Secondly, we are going to run a stealth list scan -sL on the IP address 209.132.183.105.
# nmap -dns-servers 8.8.4.4,8.8.8.8 -sL 209.132.183.105/24 Starting Nmap 7.80 ( https://nmap.org ) on 2020-03-07 00:22 CET Network Nmap Scan Report (209.132.183.0) Nmap Scan Report for elvis.redhat.com (209.132.183.1) Nmap Scan Report for ns2.redhat.com (209.132.183.2) Nmap Scan Report for ovpn-phx2.redhat.com (209.132.183.3) Nmap Scan Report for mimecast-mx01.redhat.com (209.132.183.4) Nmap Scan Report for selfservice.redhat.com (209.132.183.5) Nmap Scan Report Not to Use (209.132.183.6) Nmap Analysis Report for Unused (209.132.183.7) Nmap Analysis Report for siperimeter.redhat.com (209.132.183.8) < – > < – > < – >
We are able to obtain a wealth of information about specific networks by using only a few simple techniques.
NSE Scripting As mentioned above, Nmap is equipped with many advanced features, one of which is
NSE
(Nmap Scripting Engine) scripts. Using NSE scripts with Nmap allows you to scan different hosts and find vulnerabilities in services running on the host and possibly log in by forcing these services.

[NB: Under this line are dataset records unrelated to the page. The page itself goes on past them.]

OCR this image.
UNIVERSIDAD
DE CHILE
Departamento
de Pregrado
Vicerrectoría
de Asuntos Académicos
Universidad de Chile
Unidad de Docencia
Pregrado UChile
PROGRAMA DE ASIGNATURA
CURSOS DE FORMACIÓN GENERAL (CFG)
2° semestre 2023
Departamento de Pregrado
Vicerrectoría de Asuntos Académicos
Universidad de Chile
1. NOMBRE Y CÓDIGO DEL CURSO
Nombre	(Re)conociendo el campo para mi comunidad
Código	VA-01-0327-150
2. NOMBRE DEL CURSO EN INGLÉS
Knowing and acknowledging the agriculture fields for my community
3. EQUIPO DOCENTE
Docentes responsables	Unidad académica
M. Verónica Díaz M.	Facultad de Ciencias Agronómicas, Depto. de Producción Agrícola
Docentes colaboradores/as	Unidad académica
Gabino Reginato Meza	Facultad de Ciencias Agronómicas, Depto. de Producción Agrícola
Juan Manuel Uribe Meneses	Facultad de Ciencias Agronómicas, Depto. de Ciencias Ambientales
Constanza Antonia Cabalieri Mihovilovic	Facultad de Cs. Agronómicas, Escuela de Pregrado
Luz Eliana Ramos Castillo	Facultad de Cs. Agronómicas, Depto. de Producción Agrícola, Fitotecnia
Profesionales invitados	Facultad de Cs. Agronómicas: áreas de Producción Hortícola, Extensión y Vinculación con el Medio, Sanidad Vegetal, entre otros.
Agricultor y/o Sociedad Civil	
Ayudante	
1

The use of NSE script syntax is as follows:
# nmap -script=”name_of_script” -script-args=”argument=arg” target
Now, you’re probably wondering where to find these NSE scripts and how to know which script uses which arguments. Start by running man nmap. You can also jump directly to the right section, i.e.
: # PAGER=’less “+/NMAP SCRIPTING ENGINE”‘ man nmap The available NSE scripts
that you can pass to Nmap are located at
: /
usr/share/nmap/scripts/
You can also locate the NSE scripts by running:
# dnf -y install mlocate ; updatedb ; Locate nmap/scripts Now that we
know where NSE scripts are located, let’s see how we can use these scripts to get information about a target that a web server is running.

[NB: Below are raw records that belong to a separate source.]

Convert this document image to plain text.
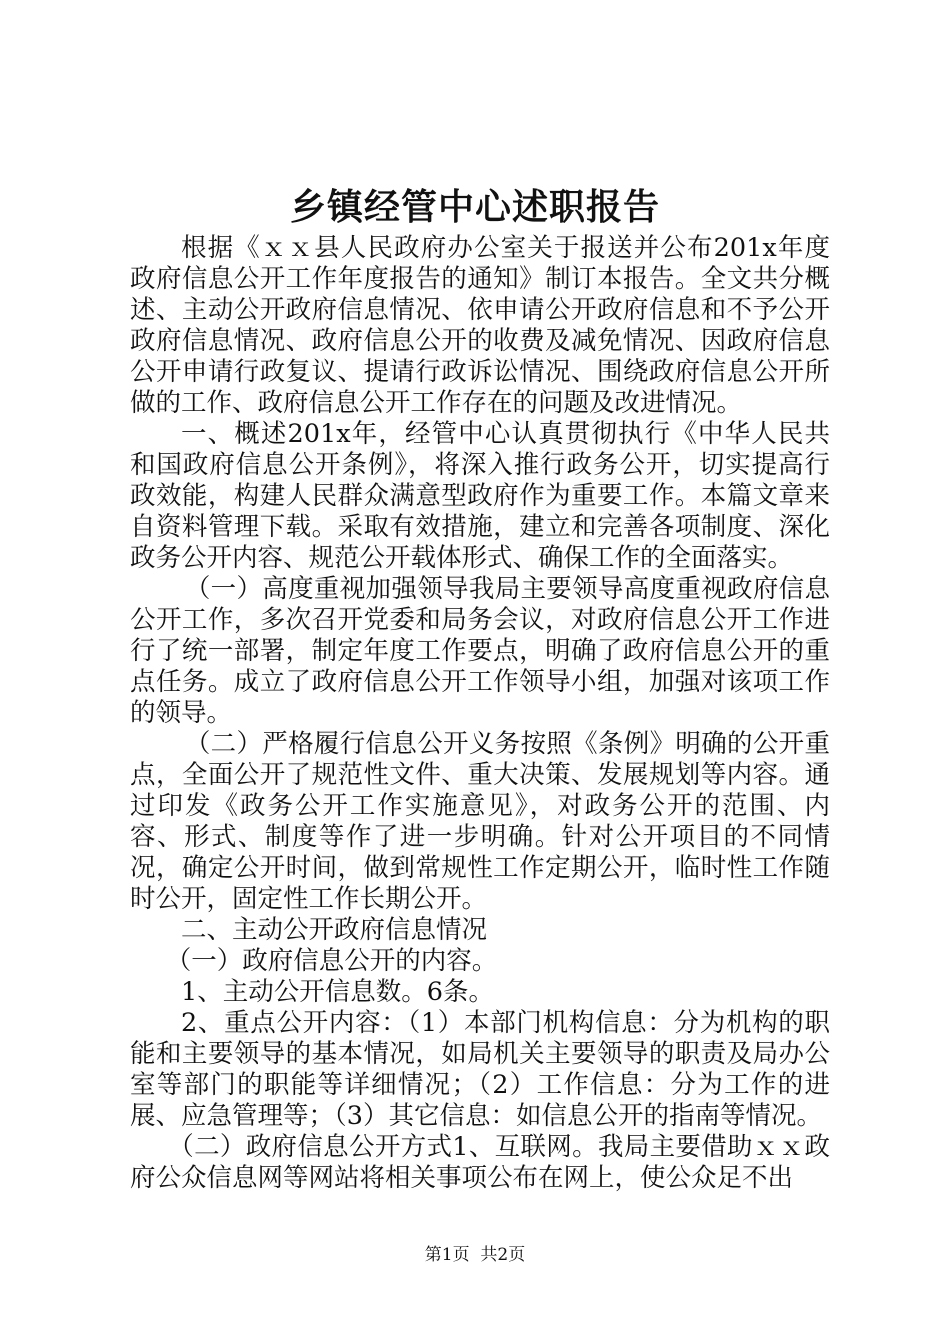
乡镇经管中心述职报告

根据《ｘｘ县人民政府办公室关于报送并公布201x年度政府信息公开工作年度报告的通知》制订本报告。全文共分概述、主动公开政府信息情况、依申请公开政府信息和不予公开政府信息情况、政府信息公开的收费及减免情况、因政府信息公开申请行政复议、提请行政诉讼情况、围绕政府信息公开所做的工作、政府信息公开工作存在的问题及改进情况。

一、概述201x年，经管中心认真贯彻执行《中华人民共和国政府信息公开条例》，将深入推行政务公开，切实提高行政效能，构建人民群众满意型政府作为重要工作。本篇文章来自资料管理下载。采取有效措施，建立和完善各项制度、深化政务公开内容、规范公开载体形式、确保工作的全面落实。

（一）高度重视加强领导我局主要领导高度重视政府信息公开工作，多次召开党委和局务会议，对政府信息公开工作进行了统一部署，制定年度工作要点，明确了政府信息公开的重点任务。成立了政府信息公开工作领导小组，加强对该项工作的领导。

（二）严格履行信息公开义务按照《条例》明确的公开重点，全面公开了规范性文件、重大决策、发展规划等内容。通过印发《政务公开工作实施意见》，对政务公开的范围、内容、形式、制度等作了进一步明确。针对公开项目的不同情况，确定公开时间，做到常规性工作定期公开，临时性工作随时公开，固定性工作长期公开。

二、主动公开政府信息情况

（一）政府信息公开的内容。

1、主动公开信息数。6条。

2、重点公开内容：（1）本部门机构信息：分为机构的职能和主要领导的基本情况，如局机关主要领导的职责及局办公室等部门的职能等详细情况；（2）工作信息：分为工作的进展、应急管理等；（3）其它信息：如信息公开的指南等情况。

（二）政府信息公开方式1、互联网。我局主要借助ｘｘ政府公众信息网等网站将相关事项公布在网上，使公众足不出

第1页  共2页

See if a WAF protects a website
A web application firewall (WAF) is specifically designed to protect websites from SQL injection, cross-site scripting, malformed HTTP packets, etc. Using Nmap, we can detect if a website is protected by such WAF. Below is the use of an NSE script and its arguments
: # nmap -p443 -script http-waf-detect -script-args=”http-waf-detect.aggro,http-waf-detect.detectBodyChanges” www.slimmer.ai Starting Nmap 7.80 ( https://nmap.org ) on 2020-03-09 22:38 CET Nmap Scan Report for www.slimmer.ai (172.104.131.188) The host is active (0.023s latency). rDNS record for 172.104.131.188: li1647-188.members.linode.com PORT STATE SERVICE 443/TCP Open https | http-waf-detect: IDS/IPS/WAF detected: |_www.slimmer.ai:443/?p4yl04d=id;uname%20-a Nmap done: 1 IP address (1 host up) scanned in 1.37 seconds
As shown above, a web application firewall protects the target website
.
More NSE scripts
Again, Nmap is often used by system administrators to inventory their environment, discover weaknesses in their network, and thus protect their systems from intruders. Intruders, on the other hand, can do the same thing to scan a remote system and try to gather as much information as possible about said system.
Suppose some unauthorized person has scanned your network and found some open ports/services. This person could pass some NSE scripts to Nmap and see if these services are vulnerable. Here’s what’s going to happen
: # nmap -Pn -sV -script=vulners 37.xx.xx.xx Starting Nmap 7.80 ( https://nmap.org ) on 2020-03-09 22:41 CET Nmap Scan Report for some.domain.nl (37.xx.xx.xx) The host is active (0.016s latency). Not shown: 998 filtered ports PORT STATE SERVICE VERSION 22/TCP Open SSH OpenSSH 7.4 (protocol 2.0) | Vulnerabilities: | cpe:/a:openbsd:openssh:7.4: | CVE-2018-15919 5.0 https://vulners.com/cve/CVE-2018-15919 |_ CVE-2017-15906 5.0 https://vulners.com/cve/CVE-2017-15906 25/tcp Open SMTP Postfix smtpd Service Information: Host: some.domain.nlService detection performed. Please report any incorrect results in https://nmap.org/submit/ Nmap done: 1 IP address (1 host up) scanned in 18.20 seconds
We can see that the remote system is running OpenSSH 7.4. Nmap queried public vulnerability databases and found known CVEs.
Wrap up
Nmap is a very powerful port scanning and system inventory tool that can be used for both good and bad purposes. It depends on the hat you are wearing. The best way to learn Nmap is to read man pages, use examples shown in man pages, and experiment with NSE scripts. Also, try Zenmap. If you’re interested in knowing more about port scanning and the science behind it, check out the Nmap documentation.